Mutasi dan perubahan dalam DNA gen penyebab penyakit biasanya


menyebabkan penyimpangan yang dapat dideteksi pada tingkat RNA dan protein. DNA
adalah analit paling stabil dan dapat dengan mudah diekstraksi dari sel segar, sel beku ,
dan jaringan parafin-embed-deded formalin. Oleh karena itu, DNA adalah bahan awal
yang disukai untuk sebagian besar tes PCR dan digunakan untuk sekuensing DNA,
untuk deteksi mutasi oleh PCR, dan untuk microarray genomic.
DNA dapat diekstraksi dari sel dengan berbagai metode, dengan langkah
pertama biasanya menggunakan protease yang kuat, seperti proteinase K, bersama
dengan deterjen untuk membantu melarutkan membran sel.
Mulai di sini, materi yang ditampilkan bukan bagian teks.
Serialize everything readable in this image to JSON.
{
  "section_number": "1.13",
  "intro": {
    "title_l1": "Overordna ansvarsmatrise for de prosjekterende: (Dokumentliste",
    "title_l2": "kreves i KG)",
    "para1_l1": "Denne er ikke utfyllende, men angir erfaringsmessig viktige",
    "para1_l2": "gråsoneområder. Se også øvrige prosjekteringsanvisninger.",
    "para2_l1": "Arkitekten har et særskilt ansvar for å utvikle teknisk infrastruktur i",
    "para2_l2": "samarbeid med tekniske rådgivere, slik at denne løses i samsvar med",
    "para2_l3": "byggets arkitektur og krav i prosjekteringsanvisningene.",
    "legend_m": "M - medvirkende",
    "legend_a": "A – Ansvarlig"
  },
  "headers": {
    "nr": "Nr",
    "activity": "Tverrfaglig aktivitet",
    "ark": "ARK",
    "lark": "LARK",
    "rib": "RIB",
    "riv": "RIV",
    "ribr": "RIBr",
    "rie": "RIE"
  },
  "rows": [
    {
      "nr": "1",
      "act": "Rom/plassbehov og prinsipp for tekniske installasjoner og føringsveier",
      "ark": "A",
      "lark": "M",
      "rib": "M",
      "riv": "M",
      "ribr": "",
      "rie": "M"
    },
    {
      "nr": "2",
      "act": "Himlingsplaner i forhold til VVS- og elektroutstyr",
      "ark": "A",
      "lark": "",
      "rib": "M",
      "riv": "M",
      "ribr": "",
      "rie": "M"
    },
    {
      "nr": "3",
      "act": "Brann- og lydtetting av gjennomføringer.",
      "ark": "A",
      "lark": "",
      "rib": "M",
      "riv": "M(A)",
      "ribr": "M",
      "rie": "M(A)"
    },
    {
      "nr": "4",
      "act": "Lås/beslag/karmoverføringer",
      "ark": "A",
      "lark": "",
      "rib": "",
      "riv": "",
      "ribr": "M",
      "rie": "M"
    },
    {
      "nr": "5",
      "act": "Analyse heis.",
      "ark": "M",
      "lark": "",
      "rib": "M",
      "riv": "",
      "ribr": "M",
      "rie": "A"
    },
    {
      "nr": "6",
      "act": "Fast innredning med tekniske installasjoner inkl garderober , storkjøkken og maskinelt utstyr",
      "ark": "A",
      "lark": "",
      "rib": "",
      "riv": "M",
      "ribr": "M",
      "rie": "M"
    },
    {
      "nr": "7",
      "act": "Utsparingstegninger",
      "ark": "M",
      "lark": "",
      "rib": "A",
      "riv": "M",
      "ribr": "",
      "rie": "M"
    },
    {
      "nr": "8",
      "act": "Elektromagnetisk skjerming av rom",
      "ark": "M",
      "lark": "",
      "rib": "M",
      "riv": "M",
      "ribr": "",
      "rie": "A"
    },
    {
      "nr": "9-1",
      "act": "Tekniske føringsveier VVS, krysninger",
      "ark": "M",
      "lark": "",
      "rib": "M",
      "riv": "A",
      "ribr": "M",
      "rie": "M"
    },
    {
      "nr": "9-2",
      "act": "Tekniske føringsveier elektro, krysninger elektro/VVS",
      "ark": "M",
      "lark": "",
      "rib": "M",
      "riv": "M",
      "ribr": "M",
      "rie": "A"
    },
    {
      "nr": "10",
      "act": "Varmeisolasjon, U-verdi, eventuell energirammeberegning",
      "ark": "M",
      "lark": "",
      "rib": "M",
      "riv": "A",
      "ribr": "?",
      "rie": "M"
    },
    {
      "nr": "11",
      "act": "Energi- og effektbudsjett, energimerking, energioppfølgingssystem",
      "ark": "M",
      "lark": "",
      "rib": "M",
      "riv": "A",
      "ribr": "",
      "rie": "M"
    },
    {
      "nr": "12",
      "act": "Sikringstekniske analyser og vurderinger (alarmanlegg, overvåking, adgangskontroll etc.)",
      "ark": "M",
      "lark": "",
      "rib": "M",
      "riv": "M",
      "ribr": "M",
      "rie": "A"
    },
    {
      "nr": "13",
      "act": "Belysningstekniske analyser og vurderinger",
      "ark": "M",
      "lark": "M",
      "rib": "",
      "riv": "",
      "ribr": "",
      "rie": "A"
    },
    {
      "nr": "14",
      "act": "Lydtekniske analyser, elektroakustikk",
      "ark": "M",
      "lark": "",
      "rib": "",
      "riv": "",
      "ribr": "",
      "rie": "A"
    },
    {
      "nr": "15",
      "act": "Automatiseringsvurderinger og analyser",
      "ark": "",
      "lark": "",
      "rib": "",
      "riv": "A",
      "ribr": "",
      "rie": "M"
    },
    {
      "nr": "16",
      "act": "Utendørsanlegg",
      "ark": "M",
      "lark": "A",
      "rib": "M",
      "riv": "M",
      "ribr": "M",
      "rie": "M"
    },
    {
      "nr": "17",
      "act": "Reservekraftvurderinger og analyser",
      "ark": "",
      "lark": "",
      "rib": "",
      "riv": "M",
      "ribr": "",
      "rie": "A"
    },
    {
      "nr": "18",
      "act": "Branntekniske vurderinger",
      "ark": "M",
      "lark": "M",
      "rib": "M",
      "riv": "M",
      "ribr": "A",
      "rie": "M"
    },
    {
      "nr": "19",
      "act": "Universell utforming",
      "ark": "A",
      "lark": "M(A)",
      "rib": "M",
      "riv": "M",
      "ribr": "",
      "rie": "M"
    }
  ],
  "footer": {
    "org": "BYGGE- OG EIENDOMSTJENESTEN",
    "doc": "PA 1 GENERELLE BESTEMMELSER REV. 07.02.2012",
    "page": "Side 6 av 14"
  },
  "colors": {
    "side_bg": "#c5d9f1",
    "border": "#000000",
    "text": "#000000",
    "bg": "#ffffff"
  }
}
DNA kemudian dapat secara
selektif diisolasi dari campuran ini menggunakan kromatografi kolom, ekstraksi protein
organik diikuti oleh pengendapan alkohol, atau dengan pengikatan DNA ke substrat
padat. RNA jauh lebih labil daripada DNA dan dapat dengan cepat terdegradasi dalam
sampel darah dan sumsum tulang yang belum diolah dan dalam jaringan FFPE.
Kebanyakan RNA mulai menurun dalam waktu dua sampai tiga hari di dalam darah atau
sumsum tulang. RNA dapat diisolasi dari sel menggunakan metode yang mirip dengan

ekstraksi DNA. RNA selanjutnya dikonversi menjadi DNA komplementer (cDNA)


menggunakan reverse transcriptase sebagai langkah pertama dalam protokol.

IV. Reaksi Rantai Polimerase: Teknik Molekuler Yang Sangat Diperlukan

PCR telah menjadi teknik sentral untuk memperkuat gen sehingga mereka dapat
diukur untuk mencari insersi patogenik. atau penghapusan; diurutkan untuk mencari
mutasi pasangan basa; dan dilabeli dengan aktivitas radio, fluorochromes, atau gugus
kromogenik untuk digunakan sebagai probe dalam blots dan membalikkan microarray.
Dalam siklus awal PCR, target diperkuat secara eksponensial, Selanjutnya untuk
mendeteksi produk yang telah diperkuat dengan PCR, reaksi biasanya habis pada padat
agarosa atau poliakrilamid substrat atau gel.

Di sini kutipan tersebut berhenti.